神殿の中に一歩入ると、ひんやりとした空気が流れていた。人がそれなりに多いのに、あまり人が気にならない。静謐な中、中央奥に龍の彫像が鎮座している。花を捧げて目を閉じれば意識が無になる。時間の感覚が無くなるような、自分が空間に溶け込むような感覚を経て目を開ける。この感覚は領地の龍を祀る祠で祈りを捧げるときと同じだ。

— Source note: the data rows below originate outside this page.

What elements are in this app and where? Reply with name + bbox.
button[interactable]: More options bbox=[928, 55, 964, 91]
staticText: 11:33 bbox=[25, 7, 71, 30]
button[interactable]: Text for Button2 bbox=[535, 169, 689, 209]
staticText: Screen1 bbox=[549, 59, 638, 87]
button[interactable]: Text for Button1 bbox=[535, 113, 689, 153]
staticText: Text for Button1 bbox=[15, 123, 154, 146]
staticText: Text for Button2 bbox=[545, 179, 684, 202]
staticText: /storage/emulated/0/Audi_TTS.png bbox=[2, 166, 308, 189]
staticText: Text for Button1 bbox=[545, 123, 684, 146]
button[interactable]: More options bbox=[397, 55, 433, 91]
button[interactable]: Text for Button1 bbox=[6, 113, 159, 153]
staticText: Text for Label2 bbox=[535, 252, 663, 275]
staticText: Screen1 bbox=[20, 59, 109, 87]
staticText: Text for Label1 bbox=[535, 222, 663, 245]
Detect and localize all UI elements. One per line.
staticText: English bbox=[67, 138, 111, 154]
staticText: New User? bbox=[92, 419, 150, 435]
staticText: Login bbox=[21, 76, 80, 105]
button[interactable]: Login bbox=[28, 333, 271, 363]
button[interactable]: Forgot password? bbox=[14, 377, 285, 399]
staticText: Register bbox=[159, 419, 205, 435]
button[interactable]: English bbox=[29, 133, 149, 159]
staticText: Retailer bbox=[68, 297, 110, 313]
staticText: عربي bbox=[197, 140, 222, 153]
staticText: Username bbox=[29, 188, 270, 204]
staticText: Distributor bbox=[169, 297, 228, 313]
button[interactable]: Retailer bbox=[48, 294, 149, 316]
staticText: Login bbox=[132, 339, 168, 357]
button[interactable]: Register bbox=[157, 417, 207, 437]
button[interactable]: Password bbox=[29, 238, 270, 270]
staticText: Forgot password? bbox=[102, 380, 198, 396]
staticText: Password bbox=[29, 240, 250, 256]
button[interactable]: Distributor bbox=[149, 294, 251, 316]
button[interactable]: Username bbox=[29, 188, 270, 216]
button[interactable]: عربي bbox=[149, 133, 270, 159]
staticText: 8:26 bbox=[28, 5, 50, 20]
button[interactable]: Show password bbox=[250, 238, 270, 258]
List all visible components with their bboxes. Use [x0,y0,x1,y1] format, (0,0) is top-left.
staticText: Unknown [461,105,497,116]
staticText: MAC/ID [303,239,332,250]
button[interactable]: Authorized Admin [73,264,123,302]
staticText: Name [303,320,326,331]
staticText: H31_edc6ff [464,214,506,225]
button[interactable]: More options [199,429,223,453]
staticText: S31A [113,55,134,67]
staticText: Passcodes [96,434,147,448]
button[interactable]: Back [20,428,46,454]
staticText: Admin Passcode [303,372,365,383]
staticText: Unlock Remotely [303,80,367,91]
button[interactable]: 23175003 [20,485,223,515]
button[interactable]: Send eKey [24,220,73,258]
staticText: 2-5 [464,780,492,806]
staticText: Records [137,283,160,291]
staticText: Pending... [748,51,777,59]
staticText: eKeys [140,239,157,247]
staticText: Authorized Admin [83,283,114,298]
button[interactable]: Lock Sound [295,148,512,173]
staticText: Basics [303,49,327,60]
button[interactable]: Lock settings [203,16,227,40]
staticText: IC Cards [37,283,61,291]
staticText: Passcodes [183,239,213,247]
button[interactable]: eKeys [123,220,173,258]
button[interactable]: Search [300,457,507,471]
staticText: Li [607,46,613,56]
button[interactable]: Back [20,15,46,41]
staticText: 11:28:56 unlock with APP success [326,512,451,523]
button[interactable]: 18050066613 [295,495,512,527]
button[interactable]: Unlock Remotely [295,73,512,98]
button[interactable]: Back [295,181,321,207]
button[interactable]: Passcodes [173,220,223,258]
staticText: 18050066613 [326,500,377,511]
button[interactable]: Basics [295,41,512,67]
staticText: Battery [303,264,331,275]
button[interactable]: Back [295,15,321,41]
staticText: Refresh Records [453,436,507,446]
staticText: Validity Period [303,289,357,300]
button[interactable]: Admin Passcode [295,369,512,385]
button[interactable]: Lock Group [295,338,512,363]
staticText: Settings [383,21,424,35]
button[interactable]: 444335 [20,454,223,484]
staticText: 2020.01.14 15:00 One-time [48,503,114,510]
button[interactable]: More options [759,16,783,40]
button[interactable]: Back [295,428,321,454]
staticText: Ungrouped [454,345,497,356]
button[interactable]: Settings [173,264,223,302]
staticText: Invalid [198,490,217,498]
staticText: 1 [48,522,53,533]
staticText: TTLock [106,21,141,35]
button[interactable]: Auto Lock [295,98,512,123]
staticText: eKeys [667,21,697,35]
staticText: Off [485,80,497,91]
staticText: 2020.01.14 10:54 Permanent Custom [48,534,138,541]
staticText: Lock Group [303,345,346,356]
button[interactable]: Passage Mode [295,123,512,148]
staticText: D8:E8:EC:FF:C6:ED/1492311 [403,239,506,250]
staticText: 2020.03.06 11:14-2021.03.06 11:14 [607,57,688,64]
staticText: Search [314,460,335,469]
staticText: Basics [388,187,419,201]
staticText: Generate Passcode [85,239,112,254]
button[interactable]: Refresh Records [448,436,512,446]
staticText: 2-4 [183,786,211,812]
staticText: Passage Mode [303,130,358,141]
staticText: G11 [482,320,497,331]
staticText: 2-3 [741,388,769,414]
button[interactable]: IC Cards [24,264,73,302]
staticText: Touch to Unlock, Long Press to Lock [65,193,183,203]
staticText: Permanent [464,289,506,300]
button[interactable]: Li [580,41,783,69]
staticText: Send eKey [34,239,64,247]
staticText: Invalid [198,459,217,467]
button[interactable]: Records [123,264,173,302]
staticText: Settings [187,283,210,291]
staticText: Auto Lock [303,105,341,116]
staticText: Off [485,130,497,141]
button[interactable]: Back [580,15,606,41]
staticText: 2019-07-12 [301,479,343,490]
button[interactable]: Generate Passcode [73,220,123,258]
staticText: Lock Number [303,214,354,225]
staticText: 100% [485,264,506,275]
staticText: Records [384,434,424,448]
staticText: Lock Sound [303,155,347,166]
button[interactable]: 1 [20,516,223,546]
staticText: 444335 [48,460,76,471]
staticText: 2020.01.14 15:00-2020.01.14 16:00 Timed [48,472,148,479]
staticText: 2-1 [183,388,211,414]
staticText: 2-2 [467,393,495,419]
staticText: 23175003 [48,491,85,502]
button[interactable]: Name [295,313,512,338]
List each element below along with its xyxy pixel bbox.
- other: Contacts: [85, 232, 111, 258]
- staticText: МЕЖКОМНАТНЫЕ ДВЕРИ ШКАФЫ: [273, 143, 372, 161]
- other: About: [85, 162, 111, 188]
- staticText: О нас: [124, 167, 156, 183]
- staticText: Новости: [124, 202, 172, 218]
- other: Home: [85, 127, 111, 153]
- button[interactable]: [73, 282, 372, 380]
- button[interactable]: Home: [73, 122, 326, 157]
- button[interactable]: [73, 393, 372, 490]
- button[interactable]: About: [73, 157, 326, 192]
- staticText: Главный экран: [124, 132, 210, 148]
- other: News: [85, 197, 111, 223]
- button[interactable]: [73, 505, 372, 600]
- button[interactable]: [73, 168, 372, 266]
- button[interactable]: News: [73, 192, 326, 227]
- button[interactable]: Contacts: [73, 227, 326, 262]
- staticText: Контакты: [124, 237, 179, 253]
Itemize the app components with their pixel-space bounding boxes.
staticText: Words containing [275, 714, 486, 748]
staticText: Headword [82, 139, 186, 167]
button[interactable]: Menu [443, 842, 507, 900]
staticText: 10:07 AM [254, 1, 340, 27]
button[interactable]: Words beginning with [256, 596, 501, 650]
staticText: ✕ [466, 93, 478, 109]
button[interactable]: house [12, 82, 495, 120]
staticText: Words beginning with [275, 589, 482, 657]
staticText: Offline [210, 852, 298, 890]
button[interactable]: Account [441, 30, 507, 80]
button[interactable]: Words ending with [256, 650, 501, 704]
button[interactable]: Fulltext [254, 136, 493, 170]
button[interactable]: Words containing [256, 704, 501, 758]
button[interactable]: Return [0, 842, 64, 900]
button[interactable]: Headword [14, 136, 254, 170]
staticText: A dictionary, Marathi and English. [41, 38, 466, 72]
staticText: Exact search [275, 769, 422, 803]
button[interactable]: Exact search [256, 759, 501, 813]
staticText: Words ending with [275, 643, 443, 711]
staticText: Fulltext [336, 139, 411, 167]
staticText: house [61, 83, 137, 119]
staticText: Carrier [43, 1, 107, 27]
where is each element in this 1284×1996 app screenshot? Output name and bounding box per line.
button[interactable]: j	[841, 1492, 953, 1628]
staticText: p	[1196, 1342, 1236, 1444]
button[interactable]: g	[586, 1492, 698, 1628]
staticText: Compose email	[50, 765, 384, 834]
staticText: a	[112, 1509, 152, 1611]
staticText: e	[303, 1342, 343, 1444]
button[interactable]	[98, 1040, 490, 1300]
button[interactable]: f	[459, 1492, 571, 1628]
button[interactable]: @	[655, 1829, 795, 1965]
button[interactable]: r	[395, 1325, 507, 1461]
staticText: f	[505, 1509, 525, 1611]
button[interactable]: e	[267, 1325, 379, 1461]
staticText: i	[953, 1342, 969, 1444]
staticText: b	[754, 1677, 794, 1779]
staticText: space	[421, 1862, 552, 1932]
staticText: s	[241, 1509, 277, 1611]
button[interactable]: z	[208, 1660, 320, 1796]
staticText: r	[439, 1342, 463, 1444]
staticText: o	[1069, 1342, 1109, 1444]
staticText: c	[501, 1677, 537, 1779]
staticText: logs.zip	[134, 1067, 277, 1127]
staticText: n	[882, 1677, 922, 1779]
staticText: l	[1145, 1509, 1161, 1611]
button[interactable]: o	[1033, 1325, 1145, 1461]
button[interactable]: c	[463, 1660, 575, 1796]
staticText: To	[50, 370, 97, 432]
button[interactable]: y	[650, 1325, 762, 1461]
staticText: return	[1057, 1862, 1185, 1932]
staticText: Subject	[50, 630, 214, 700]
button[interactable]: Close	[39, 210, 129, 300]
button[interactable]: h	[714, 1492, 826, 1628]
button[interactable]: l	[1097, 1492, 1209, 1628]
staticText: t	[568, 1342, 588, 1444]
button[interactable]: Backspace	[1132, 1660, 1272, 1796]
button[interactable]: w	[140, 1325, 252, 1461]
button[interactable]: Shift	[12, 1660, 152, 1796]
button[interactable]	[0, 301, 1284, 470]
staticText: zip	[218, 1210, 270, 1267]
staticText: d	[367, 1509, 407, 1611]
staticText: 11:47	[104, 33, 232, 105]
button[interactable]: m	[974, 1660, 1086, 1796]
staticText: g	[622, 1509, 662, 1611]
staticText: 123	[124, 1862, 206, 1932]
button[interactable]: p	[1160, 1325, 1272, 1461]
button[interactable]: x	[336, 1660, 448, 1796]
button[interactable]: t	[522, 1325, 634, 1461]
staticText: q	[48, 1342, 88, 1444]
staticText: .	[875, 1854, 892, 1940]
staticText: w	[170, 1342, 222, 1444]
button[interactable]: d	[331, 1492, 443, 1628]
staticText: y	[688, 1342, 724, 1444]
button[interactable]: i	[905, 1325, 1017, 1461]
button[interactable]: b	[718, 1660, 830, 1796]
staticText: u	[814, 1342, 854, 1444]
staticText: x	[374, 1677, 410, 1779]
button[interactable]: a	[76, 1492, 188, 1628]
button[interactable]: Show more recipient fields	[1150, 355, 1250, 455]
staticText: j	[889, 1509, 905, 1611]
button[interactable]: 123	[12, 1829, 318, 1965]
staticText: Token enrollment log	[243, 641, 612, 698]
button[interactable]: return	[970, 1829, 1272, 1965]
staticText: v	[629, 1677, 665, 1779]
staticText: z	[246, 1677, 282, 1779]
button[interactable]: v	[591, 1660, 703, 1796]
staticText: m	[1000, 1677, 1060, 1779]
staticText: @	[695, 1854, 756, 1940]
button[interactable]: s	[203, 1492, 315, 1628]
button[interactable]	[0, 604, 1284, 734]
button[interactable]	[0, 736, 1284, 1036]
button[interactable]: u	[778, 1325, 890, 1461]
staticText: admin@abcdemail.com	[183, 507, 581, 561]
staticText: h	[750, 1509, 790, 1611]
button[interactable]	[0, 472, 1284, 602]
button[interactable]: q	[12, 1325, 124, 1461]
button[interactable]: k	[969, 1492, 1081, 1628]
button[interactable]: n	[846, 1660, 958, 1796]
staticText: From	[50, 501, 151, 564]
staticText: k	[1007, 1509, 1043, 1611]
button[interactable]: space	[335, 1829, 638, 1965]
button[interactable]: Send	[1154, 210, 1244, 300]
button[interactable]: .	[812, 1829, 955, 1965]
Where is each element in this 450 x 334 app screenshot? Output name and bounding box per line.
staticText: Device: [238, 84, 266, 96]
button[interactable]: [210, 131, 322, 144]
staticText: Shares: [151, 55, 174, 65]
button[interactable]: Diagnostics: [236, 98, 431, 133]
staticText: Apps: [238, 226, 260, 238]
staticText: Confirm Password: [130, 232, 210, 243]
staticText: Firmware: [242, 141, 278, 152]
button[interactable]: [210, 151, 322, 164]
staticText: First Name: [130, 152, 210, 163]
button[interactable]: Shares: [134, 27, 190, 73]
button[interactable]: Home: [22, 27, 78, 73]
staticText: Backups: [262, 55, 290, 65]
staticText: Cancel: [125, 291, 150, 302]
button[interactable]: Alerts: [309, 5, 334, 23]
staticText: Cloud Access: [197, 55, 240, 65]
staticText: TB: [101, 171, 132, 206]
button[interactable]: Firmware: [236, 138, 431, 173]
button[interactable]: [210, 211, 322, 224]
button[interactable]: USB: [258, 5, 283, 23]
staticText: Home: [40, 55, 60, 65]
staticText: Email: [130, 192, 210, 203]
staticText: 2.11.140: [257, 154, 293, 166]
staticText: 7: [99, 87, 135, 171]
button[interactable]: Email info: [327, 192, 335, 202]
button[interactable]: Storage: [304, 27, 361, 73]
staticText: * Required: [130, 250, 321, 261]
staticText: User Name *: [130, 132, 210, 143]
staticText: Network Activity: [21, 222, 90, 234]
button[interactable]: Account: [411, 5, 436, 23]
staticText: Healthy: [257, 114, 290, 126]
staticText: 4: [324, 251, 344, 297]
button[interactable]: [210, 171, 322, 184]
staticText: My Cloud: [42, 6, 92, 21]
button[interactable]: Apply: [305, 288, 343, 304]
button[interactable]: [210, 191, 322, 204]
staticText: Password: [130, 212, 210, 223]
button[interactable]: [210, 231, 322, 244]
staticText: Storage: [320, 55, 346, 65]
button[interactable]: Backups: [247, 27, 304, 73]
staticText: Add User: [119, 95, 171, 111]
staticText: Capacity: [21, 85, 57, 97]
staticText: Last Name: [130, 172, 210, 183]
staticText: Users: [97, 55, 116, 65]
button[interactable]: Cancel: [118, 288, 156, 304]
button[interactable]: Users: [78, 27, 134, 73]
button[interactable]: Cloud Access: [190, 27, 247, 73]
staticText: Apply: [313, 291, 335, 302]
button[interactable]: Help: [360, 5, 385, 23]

心を洗われたまま外に出れば、街の喧噪が戻ってくる。適当に土産物屋を回れば、食べ歩きできるような食べ物や菓子と一緒に、フェム国特産の光石がある。目の端で光石の大きさや品質を確認しながら、通りを一通り見て歩いた。そのまま通りの終わり辺りまで歩いて足を止める。値段は他の店と変わらないけれど、少し大きめで品質の良い石が置いてあった。
「光石を見せていただいても?」
店主に断って石の入っているガラスケースごと手に取る。
「綺麗ね……」
知らず知らずのうちに称賛の言葉が漏れた。
「そうだろう? ウチはこんな外れだからさ、良い石でも置かなきゃ客が来てくれないんだよ。尤ももっと手前で満足しちまう客が多くて、滅多に客が来ないんだけどな!」
笑いながら言うが、笑いごとじゃない気がする。
「えっとね、綺麗な石を沢山ほしいの。アクセサリーにしたり、小さいものはガラスの器にまとめて入れて窓際においたら綺麗だとおもうし」
そう言って石留め加工の代わりに絹糸で編んで止めているチョーカーを見せる。
「嬢ちゃんが作ったのかい。上手だねえ」
「ありがとう! 自信作なの。アクセサリーの方はね、おっきくないと作りにくいから、大き目のが欲しいんだけど、部屋に飾るのはちっさくて良いの。でも光に翳して綺麗に見えるのが良いから、透明で綺麗なのが良いわ」
編み物は今世では試したことがないが、前世では暇つぶしにレース編みを大量に作っていた。お陰で身体が覚えてくれて助かった。
「大きいのは何個欲しい?」
「たくさん!!」
子供らしい無邪気さで声を出せば、また主が笑う。
「えっとね私の分の他に、お母さまとお父さまとお姉さまに上げたいの。お姉さまは三人いるのよ」
できるだけ子供っぽく言えば「じゃあいっぱいいるな」と主が言う。
「練習分も欲しいので、少し多めに」
エメが助け舟を出す。
「あっ! ばあやの分を忘れていたわ!!」
思い出したようにエメの分も欲しいと追加を言えば、もうこちらのペースだった。大人の親指くらいの綺麗に研磨された石が二十個ほど出てくる。
「どれにしようかなー」
そんな言葉を出しつつ、質の良いものを大きさ順に一つずつ選ぶ。その間に、小さな石を袋毎出してくれたので、こちらも選びながら、升二杯分ほど買ったのだった。
「陽光石と月光石は手に入ったけれど、星光石は無かったわね」
「同じ光石でも陽光石と月光石はセットで扱う店が多いですが、星光石は扱わないことが多いですからね。別の店を探しましょう」
ちょっと残念そうに言えば、ムーラがすかさずフォローしてくれる。
「もしかしてムーラって宝石に詳しいの?」
「あまり詳しくはありませんが、アーレイ同様、魔石を扱っているうちに覚えました」
意外なラングーランの騎士たちの特技に、ちょっとびっくりだ。もしかするとそこら辺の女性よりも宝石に詳しそうだ。エメもちょっと意外そうな顔でムーラを見ていた。